By VERNE G. KOPYTOFF
SAN FRANCISCO — Skype has become one of the Internet’s most popular services — so much so that it is even used as a verb to describe a phone call over the Internet, as in “Skype me.”
The seven-year-old company, however, is still a work in progress on the financial front. It was sold to eBay, then taken private and now aims to complete the round trip with an initial public offering.
Under its new chief executive, Tony Bates, Skype is seeking new ways to make money from its 124 million users, most of whom do not pay a cent. In particular, Mr. Bates is looking at possible new markets like corporate phone systems and mobile devices, both highly competitive.
Skype, based in Luxembourg, recorded $406 million in revenue in the first six months of the year, up 25 percent from the period a year earlier, according to the company’s recent filing with the Securities and Exchange Commission. Net income was down 42 percent, to $13 million.

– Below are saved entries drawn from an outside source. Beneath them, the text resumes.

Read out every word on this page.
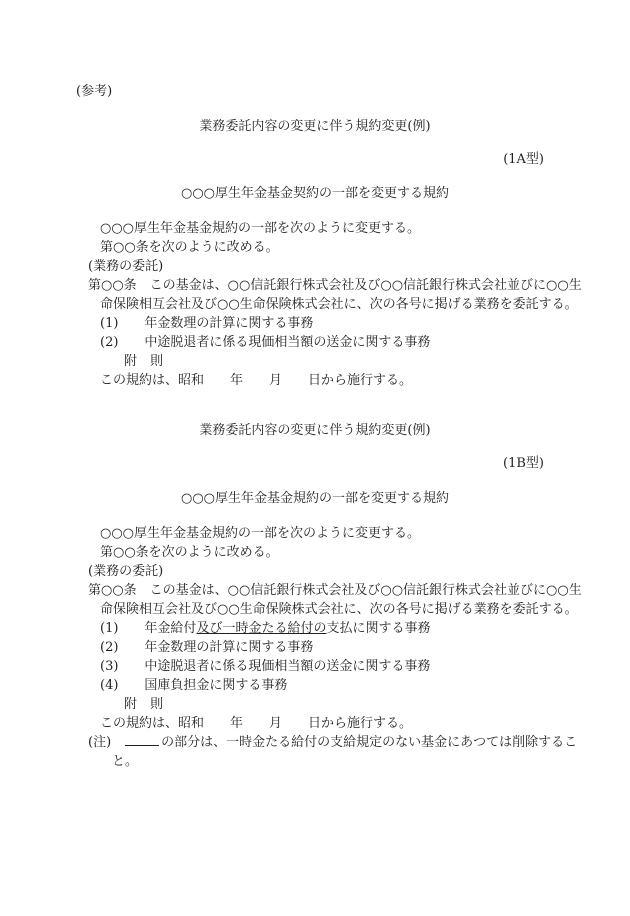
(参考)
業務委託内容の変更に伴う規約変更(例)
(1A型)
○○○厚生年金基金契約の一部を変更する規約
○○○厚生年金基金規約の一部を次のように変更する。
第○○条を次のように改める。
(業務の委託)
第○○条　この基金は、○○信託銀行株式会社及び○○信託銀行株式会社並びに○○生
命保険相互会社及び○○生命保険株式会社に、次の各号に掲げる業務を委託する。
(1) 年金数理の計算に関する事務
(2) 中途脱退者に係る現価相当額の送金に関する事務
附　則
この規約は、昭和 年 月 日から施行する。
業務委託内容の変更に伴う規約変更(例)
(1B型)
○○○厚生年金基金規約の一部を変更する規約
○○○厚生年金基金規約の一部を次のように変更する。
第○○条を次のように改める。
(業務の委託)
第○○条　この基金は、○○信託銀行株式会社及び○○信託銀行株式会社並びに○○生
命保険相互会社及び○○生命保険株式会社に、次の各号に掲げる業務を委託する。
(1) 年金給付及び一時金たる給付の支払に関する事務
(2) 年金数理の計算に関する事務
(3) 中途脱退者に係る現価相当額の送金に関する事務
(4) 国庫負担金に関する事務
附　則
この規約は、昭和 年 月 日から施行する。
(注)	の部分は、一時金たる給付の支給規定のない基金にあつては削除するこ
と。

The increased revenue is coming from users making more paid calls. But that success is modest given Skype’s widespread adoption by consumers. Only 6.5 percent of Skype’s users pay to make calls from their computers to landline and mobile phones. The vast majority call only fellow Skype users, which is free.
Those free users have some value, said Charles Golvin, an analyst for Forrester Research. But converting them to paying customers has proved difficult, which, he said, will weigh on any public offering.